Grid computing’s 6th week provided a look into clusters, specifically:
- Clusters vs Grids
- Benchmarking techniques
- Cluster and Grid programming environments
Discussion of a cluster implementation method, Beowulf described how some clusters differ. A key characteristic of clusters is their interconnect technologies, some of the options are:
- Fast Ethernet
- Gigabit Ethernet
- 10 Gigabit Ethernet
For a detailed list and comparison: http://en.wikipedia.org/wiki/List_of_device_bandwidths#Local_area_networks
It is also worth noting that latency can become more important than bandwidth is many cluster networks. This would be dependent on the programs running on the cluster.
Benchmarking was the second sub-topic, how do we determine the performance of a cluster?
- Floating point Operations Per Second [FLOPS]
- Benchmarking applications
- Application Run-times (wallclock) – most reliable
- Scalability tests (decreases in time using more CPUs)
- LINPACK (http://en.wikipedia.org/wiki/LINPACK)

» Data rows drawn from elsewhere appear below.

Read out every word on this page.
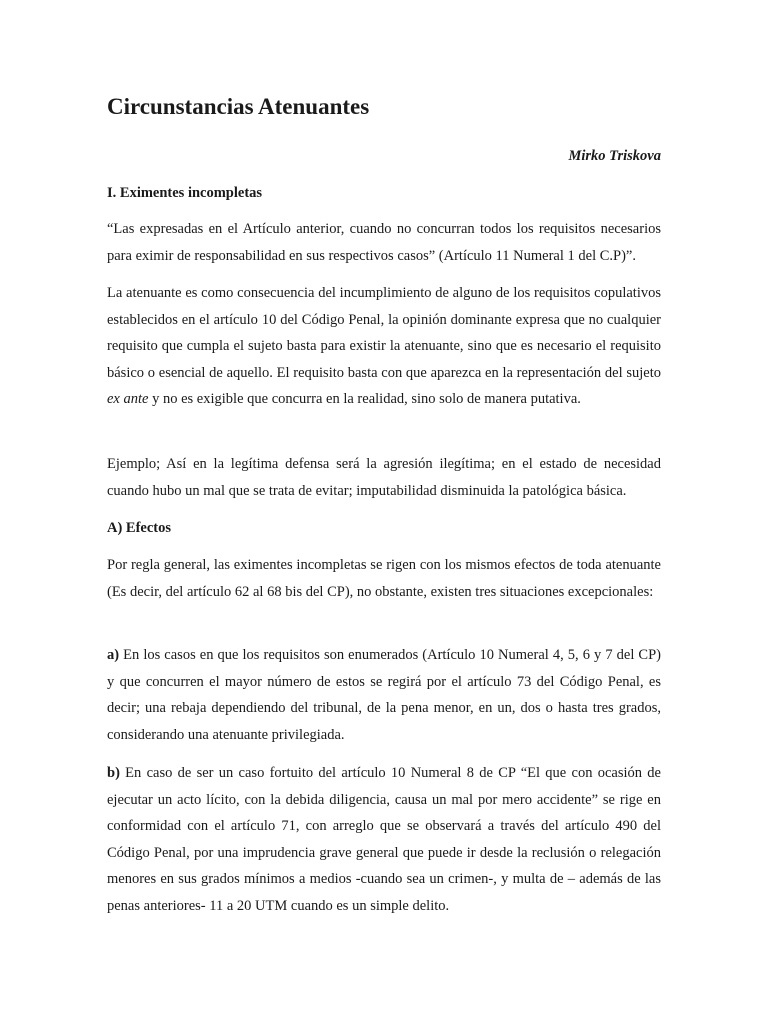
Circunstancias Atenuantes

Mirko Triskova

I. Eximentes incompletas

“Las expresadas en el Artículo anterior, cuando no concurran todos los requisitos necesarios para eximir de responsabilidad en sus respectivos casos” (Artículo 11 Numeral 1 del C.P)”.

La atenuante es como consecuencia del incumplimiento de alguno de los requisitos copulativos establecidos en el artículo 10 del Código Penal, la opinión dominante expresa que no cualquier requisito que cumpla el sujeto basta para existir la atenuante, sino que es necesario el requisito básico o esencial de aquello. El requisito basta con que aparezca en la representación del sujeto ex ante y no es exigible que concurra en la realidad, sino solo de manera putativa.

Ejemplo; Así en la legítima defensa será la agresión ilegítima; en el estado de necesidad cuando hubo un mal que se trata de evitar; imputabilidad disminuida la patológica básica.

A) Efectos

Por regla general, las eximentes incompletas se rigen con los mismos efectos de toda atenuante (Es decir, del artículo 62 al 68 bis del CP), no obstante, existen tres situaciones excepcionales:

a) En los casos en que los requisitos son enumerados (Artículo 10 Numeral 4, 5, 6 y 7 del CP) y que concurren el mayor número de estos se regirá por el artículo 73 del Código Penal, es decir; una rebaja dependiendo del tribunal, de la pena menor, en un, dos o hasta tres grados, considerando una atenuante privilegiada.

b) En caso de ser un caso fortuito del artículo 10 Numeral 8 de CP “El que con ocasión de ejecutar un acto lícito, con la debida diligencia, causa un mal por mero accidente” se rige en conformidad con el artículo 71, con arreglo que se observará a través del artículo 490 del Código Penal, por una imprudencia grave general que puede ir desde la reclusión o relegación menores en sus grados mínimos a medios -cuando sea un crimen-, y multa de – además de las penas anteriores- 11 a 20 UTM cuando es un simple delito.
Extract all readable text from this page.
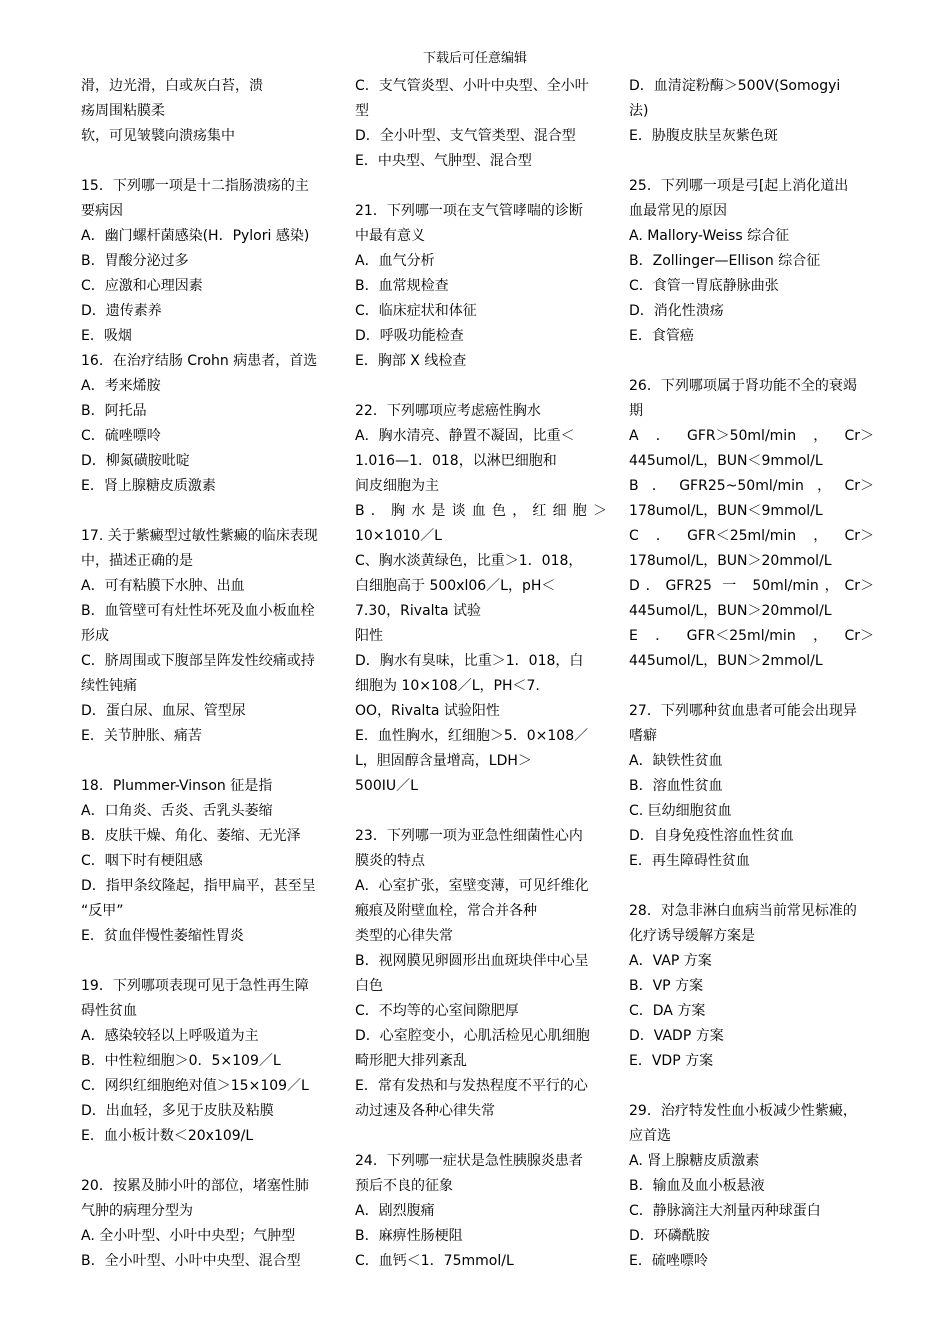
下载后可任意编辑

滑，边光滑，白或灰白苔，溃

疡周围粘膜柔

软，可见皱襞向溃疡集中

15．下列哪一项是十二指肠溃疡的主

要病因

A．幽门螺杆菌感染(H．Pylori 感染)

B．胃酸分泌过多

C．应激和心理因素

D．遗传素养

E．吸烟

16．在治疗结肠 Crohn 病患者，首选

A．考来烯胺

B．阿托品

C．硫唑嘌呤

D．柳氮磺胺吡啶

E．肾上腺糖皮质激素

17. 关于紫癜型过敏性紫癜的临床表现

中，描述正确的是

A．可有粘膜下水肿、出血

B．血管壁可有灶性坏死及血小板血栓

形成

C．脐周围或下腹部呈阵发性绞痛或持

续性钝痛

D．蛋白尿、血尿、管型尿

E．关节肿胀、痛苦

18．Plummer-Vinson 征是指

A．口角炎、舌炎、舌乳头萎缩

B．皮肤干燥、角化、萎缩、无光泽

C．咽下时有梗阻感

D．指甲条纹隆起，指甲扁平，甚至呈

“反甲”

E．贫血伴慢性萎缩性胃炎

19．下列哪项表现可见于急性再生障

碍性贫血

A．感染较轻以上呼吸道为主

B．中性粒细胞＞0．5×109／L

C．网织红细胞绝对值＞15×109／L

D．出血轻，多见于皮肤及粘膜

E．血小板计数＜20x109/L

20．按累及肺小叶的部位，堵塞性肺

气肿的病理分型为

A. 全小叶型、小叶中央型；气肿型

B．全小叶型、小叶中央型、混合型

C．支气管炎型、小叶中央型、全小叶

型

D．全小叶型、支气管类型、混合型

E．中央型、气肿型、混合型

21．下列哪一项在支气管哮喘的诊断

中最有意义

A．血气分析

B．血常规检查

C．临床症状和体征

D．呼吸功能检查

E．胸部 X 线检查

22．下列哪项应考虑癌性胸水

A．胸水清亮、静置不凝固，比重＜

1.016—1．018，以淋巴细胞和

间皮细胞为主

B．胸水是谈血色，红细胞＞

10×1010／L

C、胸水淡黄绿色，比重＞1．018，

白细胞高于 500xl06／L，pH＜

7.30，Rivalta 试验

阳性

D．胸水有臭味，比重＞1．018，白

细胞为 10×108／L，PH＜7.

OO，Rivalta 试验阳性

E．血性胸水，红细胞＞5．0×108／

L，胆固醇含量增高，LDH＞

500IU／L

23．下列哪一项为亚急性细菌性心内

膜炎的特点

A．心室扩张，室壁变薄，可见纤维化

瘢痕及附壁血栓，常合并各种

类型的心律失常

B．视网膜见卵圆形出血斑块伴中心呈

白色

C．不均等的心室间隙肥厚

D．心室腔变小，心肌活检见心肌细胞

畸形肥大排列紊乱

E．常有发热和与发热程度不平行的心

动过速及各种心律失常

24．下列哪一症状是急性胰腺炎患者

预后不良的征象

A．剧烈腹痛

B．麻痹性肠梗阻

C．血钙＜1．75mmol/L

D．血清淀粉酶＞500V(Somogyi

法)

E．胁腹皮肤呈灰紫色斑

25．下列哪一项是弓[起上消化道出

血最常见的原因

A. Mallory-Weiss 综合征

B．Zollinger—Ellison 综合征

C．食管一胃底静脉曲张

D．消化性溃疡

E．食管癌

26．下列哪项属于肾功能不全的衰竭

期

A．GFR＞50ml/min，Cr＞

445umol/L，BUN＜9mmol/L

B．GFR25~50ml/min，Cr＞

178umol/L，BUN＜9mmol/L

C．GFR＜25ml/min，Cr＞

178umol/L，BUN＞20mmol/L

D．GFR25 一 50ml/min，Cr＞

445umol/L，BUN＞20mmol/L

E．GFR＜25ml/min，Cr＞

445umol/L，BUN＞2mmol/L

27．下列哪种贫血患者可能会出现异

嗜癖

A．缺铁性贫血

B．溶血性贫血

C. 巨幼细胞贫血

D．自身免疫性溶血性贫血

E．再生障碍性贫血

28．对急非淋白血病当前常见标准的

化疗诱导缓解方案是

A．VAP 方案

B．VP 方案

C．DA 方案

D．VADP 方案

E．VDP 方案

29．治疗特发性血小板减少性紫癜，

应首选

A. 肾上腺糖皮质激素

B．输血及血小板悬液

C．静脉滴注大剂量丙种球蛋白

D．环磷酰胺

E．硫唑嘌呤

Programming Envrionments came next:
- Parallel Virtual Machine [PVM]
- Message Passing Interface [MPI]
- MPICH-G2 (Grid enabled MPI)
- Linux Virtual Server [LVS]
In the tutorial we did some introductory work with MPI. It seems MPI is the most customizable environment. The idea of not having to think about the underlying physical layers that cloud computing present still seems much more attractive to me than tweaking with MPI. I am not sure if PVM and LVS allocate resource autonomously, will have to check this out.